Pres. Gamal Abdel Nasser was charismatic and transformative, but not necessarily a leader who delivered a strong new architecture to Egypt. Anwar as-Sadat gradually emerged as charismatic, and he was transformative in a very meaningful way for the country.
It took three decades of Mubarak’s invisible presence for so much of Sadat’s vision to erode, and yet Sadat’s national architecture remains intact if someone would be able to pick up the reins of real leadership. What is significant is that the Egyptian Royal Family has not re-emerged from exile to offer some hope of a restoration of traditional Egyptian values.
If the populist and vehemently anti-US ally of Iran, Mohamed Elbaradei, seizes control of the Egyptian mob — because that is his goal: to position himself at the front of a mob not of his own making — he would certainly re-introduce a great element of instability to the region, and bolster Iran’s position.

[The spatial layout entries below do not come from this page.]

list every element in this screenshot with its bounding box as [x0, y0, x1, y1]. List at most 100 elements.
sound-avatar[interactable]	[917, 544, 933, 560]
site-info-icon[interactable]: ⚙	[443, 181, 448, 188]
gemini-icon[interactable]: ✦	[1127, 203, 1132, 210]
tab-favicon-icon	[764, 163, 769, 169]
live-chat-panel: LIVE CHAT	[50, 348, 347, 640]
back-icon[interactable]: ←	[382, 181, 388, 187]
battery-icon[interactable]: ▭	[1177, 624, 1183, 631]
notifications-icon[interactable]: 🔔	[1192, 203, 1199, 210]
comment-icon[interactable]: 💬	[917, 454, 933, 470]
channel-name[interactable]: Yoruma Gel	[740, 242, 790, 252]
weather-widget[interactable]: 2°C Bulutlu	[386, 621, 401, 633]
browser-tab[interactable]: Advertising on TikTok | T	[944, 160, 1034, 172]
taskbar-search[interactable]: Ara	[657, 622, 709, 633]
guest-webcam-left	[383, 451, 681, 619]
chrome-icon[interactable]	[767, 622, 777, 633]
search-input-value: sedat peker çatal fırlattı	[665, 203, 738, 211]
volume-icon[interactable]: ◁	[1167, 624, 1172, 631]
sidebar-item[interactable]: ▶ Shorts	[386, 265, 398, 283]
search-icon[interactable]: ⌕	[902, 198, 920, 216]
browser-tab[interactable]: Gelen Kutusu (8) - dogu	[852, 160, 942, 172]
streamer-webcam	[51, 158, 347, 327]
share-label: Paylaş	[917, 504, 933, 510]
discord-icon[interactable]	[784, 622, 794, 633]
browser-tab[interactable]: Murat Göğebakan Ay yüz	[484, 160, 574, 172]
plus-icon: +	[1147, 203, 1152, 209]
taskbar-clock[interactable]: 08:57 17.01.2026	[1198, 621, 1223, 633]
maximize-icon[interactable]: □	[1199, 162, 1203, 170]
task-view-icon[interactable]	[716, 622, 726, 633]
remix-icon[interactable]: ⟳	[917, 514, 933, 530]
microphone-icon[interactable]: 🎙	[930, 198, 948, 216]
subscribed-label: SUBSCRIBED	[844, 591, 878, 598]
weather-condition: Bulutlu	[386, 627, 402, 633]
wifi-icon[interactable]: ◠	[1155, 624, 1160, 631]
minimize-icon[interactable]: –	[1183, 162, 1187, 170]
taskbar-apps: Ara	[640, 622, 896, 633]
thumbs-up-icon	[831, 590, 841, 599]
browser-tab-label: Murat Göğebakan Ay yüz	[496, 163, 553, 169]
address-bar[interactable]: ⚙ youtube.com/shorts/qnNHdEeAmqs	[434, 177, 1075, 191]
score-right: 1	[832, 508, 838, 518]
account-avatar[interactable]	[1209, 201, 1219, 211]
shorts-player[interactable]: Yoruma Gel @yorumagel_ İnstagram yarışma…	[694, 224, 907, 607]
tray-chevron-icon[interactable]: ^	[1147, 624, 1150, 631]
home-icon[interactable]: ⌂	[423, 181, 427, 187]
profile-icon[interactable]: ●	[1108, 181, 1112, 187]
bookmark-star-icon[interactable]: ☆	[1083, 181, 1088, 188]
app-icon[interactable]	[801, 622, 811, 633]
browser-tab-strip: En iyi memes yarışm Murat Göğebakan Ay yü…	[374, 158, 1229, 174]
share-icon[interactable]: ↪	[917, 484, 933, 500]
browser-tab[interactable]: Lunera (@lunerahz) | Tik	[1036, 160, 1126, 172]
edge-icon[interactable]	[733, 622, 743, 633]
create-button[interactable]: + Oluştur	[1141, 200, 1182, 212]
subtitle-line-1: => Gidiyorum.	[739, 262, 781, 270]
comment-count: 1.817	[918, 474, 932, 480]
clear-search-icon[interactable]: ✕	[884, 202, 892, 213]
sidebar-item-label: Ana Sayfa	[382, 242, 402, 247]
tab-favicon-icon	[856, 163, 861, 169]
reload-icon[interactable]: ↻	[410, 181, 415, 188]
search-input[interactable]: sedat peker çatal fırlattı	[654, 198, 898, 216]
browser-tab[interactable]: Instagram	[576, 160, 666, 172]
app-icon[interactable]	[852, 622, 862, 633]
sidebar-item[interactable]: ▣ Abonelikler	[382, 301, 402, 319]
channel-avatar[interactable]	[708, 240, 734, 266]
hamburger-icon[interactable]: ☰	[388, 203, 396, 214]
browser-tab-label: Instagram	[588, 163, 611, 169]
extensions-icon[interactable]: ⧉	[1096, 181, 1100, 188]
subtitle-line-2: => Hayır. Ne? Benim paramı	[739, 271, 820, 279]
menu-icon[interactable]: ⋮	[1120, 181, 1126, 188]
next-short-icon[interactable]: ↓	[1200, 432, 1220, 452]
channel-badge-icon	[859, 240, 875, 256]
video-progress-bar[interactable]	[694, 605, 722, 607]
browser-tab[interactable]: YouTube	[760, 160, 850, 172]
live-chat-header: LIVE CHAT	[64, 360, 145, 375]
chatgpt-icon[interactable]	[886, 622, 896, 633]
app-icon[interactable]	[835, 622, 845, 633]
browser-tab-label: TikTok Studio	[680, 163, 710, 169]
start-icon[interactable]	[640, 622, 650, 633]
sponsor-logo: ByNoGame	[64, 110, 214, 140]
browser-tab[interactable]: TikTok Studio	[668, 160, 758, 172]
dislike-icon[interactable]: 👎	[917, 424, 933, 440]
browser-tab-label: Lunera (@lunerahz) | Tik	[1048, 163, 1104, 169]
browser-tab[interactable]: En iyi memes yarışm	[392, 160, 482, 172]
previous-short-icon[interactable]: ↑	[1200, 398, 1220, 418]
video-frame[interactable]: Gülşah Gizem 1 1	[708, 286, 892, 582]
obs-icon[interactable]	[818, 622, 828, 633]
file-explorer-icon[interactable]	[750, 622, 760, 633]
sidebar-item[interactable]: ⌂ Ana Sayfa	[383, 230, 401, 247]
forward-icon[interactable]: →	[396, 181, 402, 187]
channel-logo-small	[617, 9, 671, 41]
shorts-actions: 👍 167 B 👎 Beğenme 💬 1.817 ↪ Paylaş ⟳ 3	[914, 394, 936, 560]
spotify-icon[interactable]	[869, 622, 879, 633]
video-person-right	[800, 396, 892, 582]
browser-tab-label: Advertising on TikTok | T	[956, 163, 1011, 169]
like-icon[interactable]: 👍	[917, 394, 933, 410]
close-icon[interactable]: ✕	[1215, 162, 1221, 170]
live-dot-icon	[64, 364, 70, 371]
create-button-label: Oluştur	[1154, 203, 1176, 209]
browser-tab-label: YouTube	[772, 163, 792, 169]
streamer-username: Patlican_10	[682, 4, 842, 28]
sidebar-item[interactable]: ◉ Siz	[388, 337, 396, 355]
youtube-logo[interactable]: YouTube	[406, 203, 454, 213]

Even without directly working with Iran, merely by pushing Egypt into an investment-averse situation, Iran’s regional power would grow, and Egypt would be under the grip of a vain and shallow man far more detrimental to the nation’s long-term interests even than Mubarak the Manager. Not insignificantly, when US left-leaning television news network CNN interviewed – and essentially played softly with – Elbaradei, the former UN official was wearing a green tie, meant to be a clear signal to Iran and the Islamists.
There are other populist factors to consider, including the prospect of a junior- or mid-level officer putsch in the style of the Free Officers Movement which propelled Col. Gamal Abdel Nasser, its founder (after first putting up a staging horse, Gen. Muhammad Naguib, into office as a figurehead), to power in 1952, launching the system which is now under pressure with the decline of Mubarak.
There are many more factors to consider, but these are a few on which thinking should focus.
Analysis by Gregory R. Copley, Editor, GIS/Defense & Foreign Affairs.